Bottled water has been a bit of a controversial subject in recent years. Not only are vast amounts of fossil fuels consumed in bottled water’s production and transportation, but these bottles are also not being recycled, causing major environmental issues. It’s also less healthy than tap water, since it lacks the minerals and nutrients vital to a person’s health.
Now, one company is making bottled water look even worse. Even though California is doing its best to endure one of the worst droughts in the state’s history, Nestle is continuing to bottle and sell the dehydrated state’s spring water and sell it.
Back in January — as the state entered its third year of drought — Governor Jerry Brown declared a state of emergency in order to prepare for the oncoming water shortage, which increased water restrictions throughout the Golden State.
Now, as the water shortage continues, California is likely to enter its driest period in nearly 400 years.
However, Nestle was able to dodge these emergency measures because its plant sits on a Native American reservation, which means the company need not comply with state regulations.
The reservation sits in a Mojave Desert oasis right the San Bernardino’s base, where just three inches of rain falls annually. Drawing water from such a location prevents it from seeping downhill to fill the aquifers drought-stricken towns.
“The reason this particular plant is of special concern is precisely because water is so scarce in the basin. If you had the same bottling plant in a water-rich area, then the amount of water bottled and diverted would be a small fraction of the total water available,” explained water expert Peter Gleick. “But this is a desert ecosystem. Surface water in the desert is exceedingly rare and has a much higher environmental value than the same amount of water somewhere else.”

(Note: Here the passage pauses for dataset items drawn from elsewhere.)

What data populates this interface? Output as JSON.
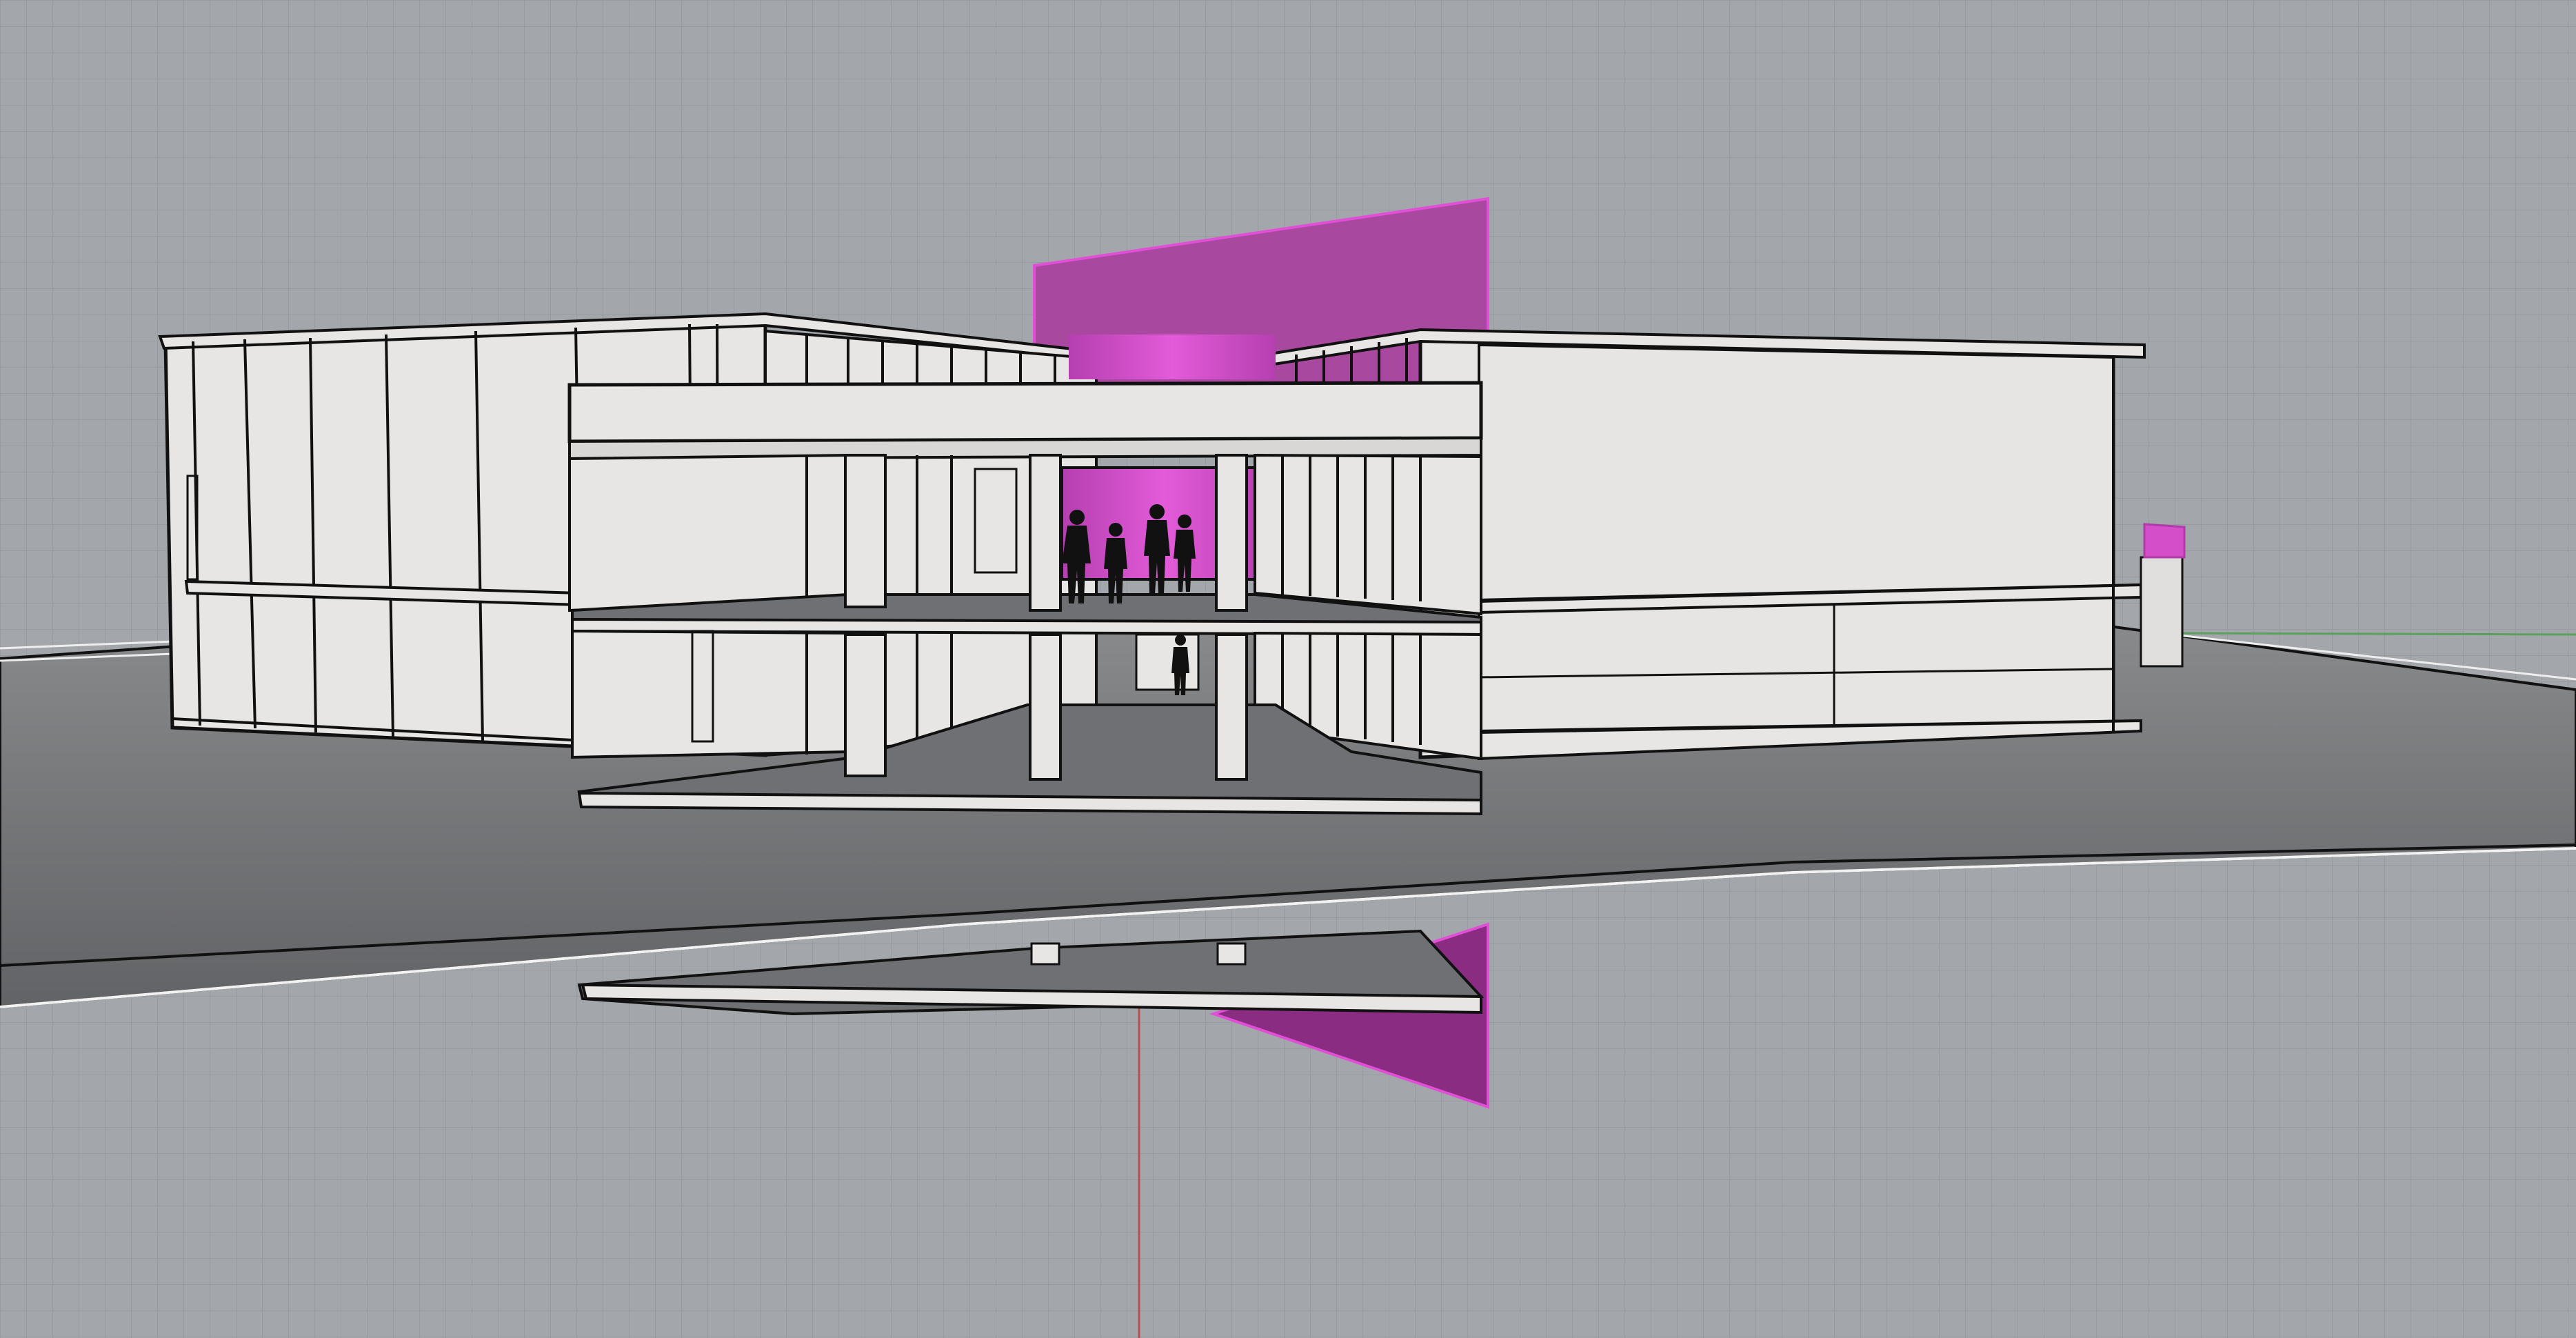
{
  "viewport": {
    "label": "",
    "view_type": "perspective",
    "display_mode": "pen"
  },
  "scene": {
    "background_color": "#a3a7ab",
    "grid_minor_color": "#9a9ea2",
    "grid_major_color": "#8f9397",
    "ground_color": "#6b6c6f",
    "ground_top_color": "#838486",
    "wall_color": "#e7e6e4",
    "wall_shade_color": "#d4d3d1",
    "edge_color": "#101010",
    "section_plane_color": "#d04ec6",
    "section_plane_dark": "#8a2c82",
    "x_axis_color": "#b9504e",
    "y_axis_color": "#58a05a",
    "people_count": 5
  }
}
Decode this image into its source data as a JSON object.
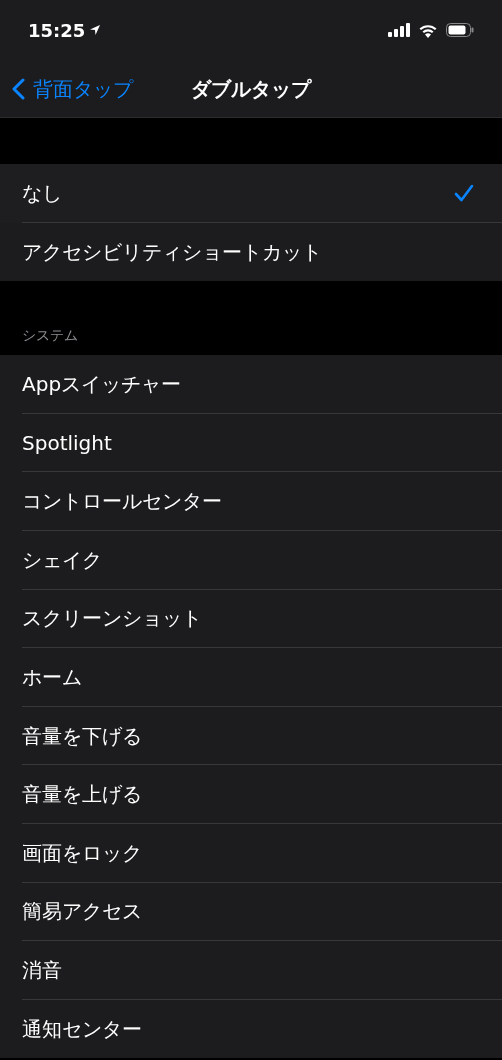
{
  "status_bar": {
    "time": "15:25"
  },
  "nav": {
    "back": "背面タップ",
    "title": "ダブルタップ"
  },
  "groups": [
    {
      "rows": [
        {
          "label": "なし",
          "selected": true
        },
        {
          "label": "アクセシビリティショートカット",
          "selected": false
        }
      ]
    },
    {
      "header": "システム",
      "rows": [
        {
          "label": "Appスイッチャー",
          "selected": false
        },
        {
          "label": "Spotlight",
          "selected": false
        },
        {
          "label": "コントロールセンター",
          "selected": false
        },
        {
          "label": "シェイク",
          "selected": false
        },
        {
          "label": "スクリーンショット",
          "selected": false
        },
        {
          "label": "ホーム",
          "selected": false
        },
        {
          "label": "音量を下げる",
          "selected": false
        },
        {
          "label": "音量を上げる",
          "selected": false
        },
        {
          "label": "画面をロック",
          "selected": false
        },
        {
          "label": "簡易アクセス",
          "selected": false
        },
        {
          "label": "消音",
          "selected": false
        },
        {
          "label": "通知センター",
          "selected": false
        }
      ]
    }
  ]
}
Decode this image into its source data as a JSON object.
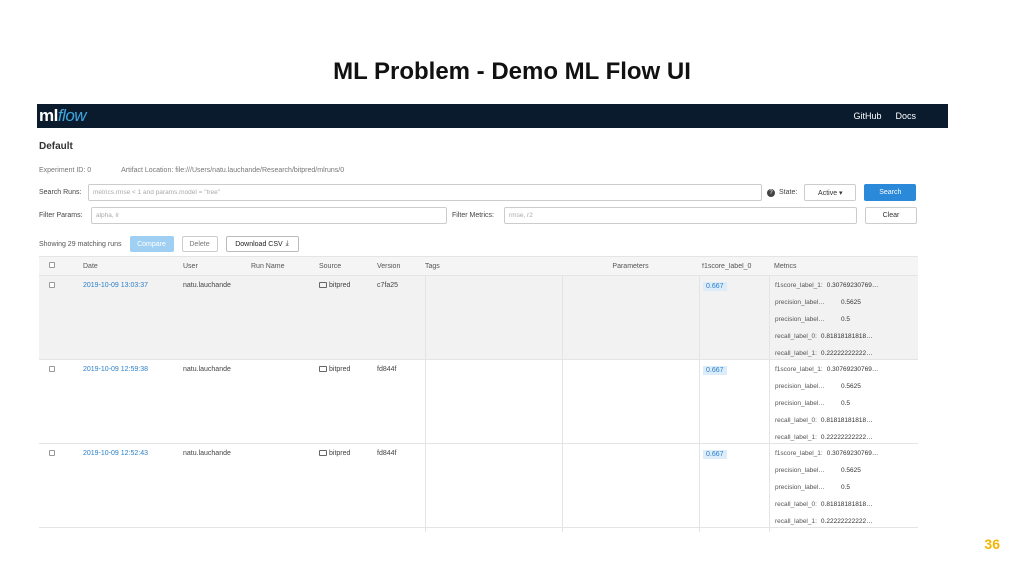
{
  "slide": {
    "title": "ML Problem  - Demo ML Flow UI",
    "page_number": "36"
  },
  "navbar": {
    "logo_ml": "ml",
    "logo_flow": "flow",
    "links": [
      "GitHub",
      "Docs"
    ]
  },
  "experiment": {
    "name": "Default",
    "id_text": "Experiment ID: 0",
    "artifact_text": "Artifact Location: file:///Users/natu.lauchande/Research/bitpred/mlruns/0"
  },
  "search": {
    "label": "Search Runs:",
    "placeholder": "metrics.rmse < 1 and params.model = \"tree\"",
    "state_label": "State:",
    "state_value": "Active ▾",
    "search_button": "Search"
  },
  "filters": {
    "params_label": "Filter Params:",
    "params_placeholder": "alpha, lr",
    "metrics_label": "Filter Metrics:",
    "metrics_placeholder": "rmse, r2",
    "clear_button": "Clear"
  },
  "actions": {
    "count_text": "Showing 29 matching runs",
    "compare": "Compare",
    "delete": "Delete",
    "download_csv": "Download CSV"
  },
  "table": {
    "headers": {
      "date": "Date",
      "user": "User",
      "run_name": "Run Name",
      "source": "Source",
      "version": "Version",
      "tags": "Tags",
      "parameters": "Parameters",
      "f1": "f1score_label_0",
      "metrics": "Metrics"
    },
    "rows": [
      {
        "date": "2019-10-09 13:03:37",
        "user": "natu.lauchande",
        "source": "bitpred",
        "version": "c7fa25",
        "f1": "0.667",
        "metrics": [
          {
            "k": "f1score_label_1:",
            "v": "0.30769230769…"
          },
          {
            "k": "precision_label…",
            "v": "0.5625"
          },
          {
            "k": "precision_label…",
            "v": "0.5"
          },
          {
            "k": "recall_label_0:",
            "v": "0.81818181818…"
          },
          {
            "k": "recall_label_1:",
            "v": "0.22222222222…"
          }
        ]
      },
      {
        "date": "2019-10-09 12:59:38",
        "user": "natu.lauchande",
        "source": "bitpred",
        "version": "fd844f",
        "f1": "0.667",
        "metrics": [
          {
            "k": "f1score_label_1:",
            "v": "0.30769230769…"
          },
          {
            "k": "precision_label…",
            "v": "0.5625"
          },
          {
            "k": "precision_label…",
            "v": "0.5"
          },
          {
            "k": "recall_label_0:",
            "v": "0.81818181818…"
          },
          {
            "k": "recall_label_1:",
            "v": "0.22222222222…"
          }
        ]
      },
      {
        "date": "2019-10-09 12:52:43",
        "user": "natu.lauchande",
        "source": "bitpred",
        "version": "fd844f",
        "f1": "0.667",
        "metrics": [
          {
            "k": "f1score_label_1:",
            "v": "0.30769230769…"
          },
          {
            "k": "precision_label…",
            "v": "0.5625"
          },
          {
            "k": "precision_label…",
            "v": "0.5"
          },
          {
            "k": "recall_label_0:",
            "v": "0.81818181818…"
          },
          {
            "k": "recall_label_1:",
            "v": "0.22222222222…"
          }
        ]
      }
    ]
  }
}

For the past five years, Nestle hasn’t provided local water districts with the details of how much groundwater is being extracted. The water agency, though, has estimated that Nestle is extracting about 244 million gallons per year, while separate reports from the Morongo tribe show that it’s pumped about 200 million gallons back in 2013, which is enough water for 400 homes.
As reprehensible as the company’s actions are, they could have been seen coming from a mile away considering CEO Peter Brabeck aggressively argued for the privatization of all water supplies, saying that “access to water should not be a public right.”
Perhaps Death and Taxes’ Robyn Pennacchia best hit the nail on the head when she called Nestle a “super, super evil company.”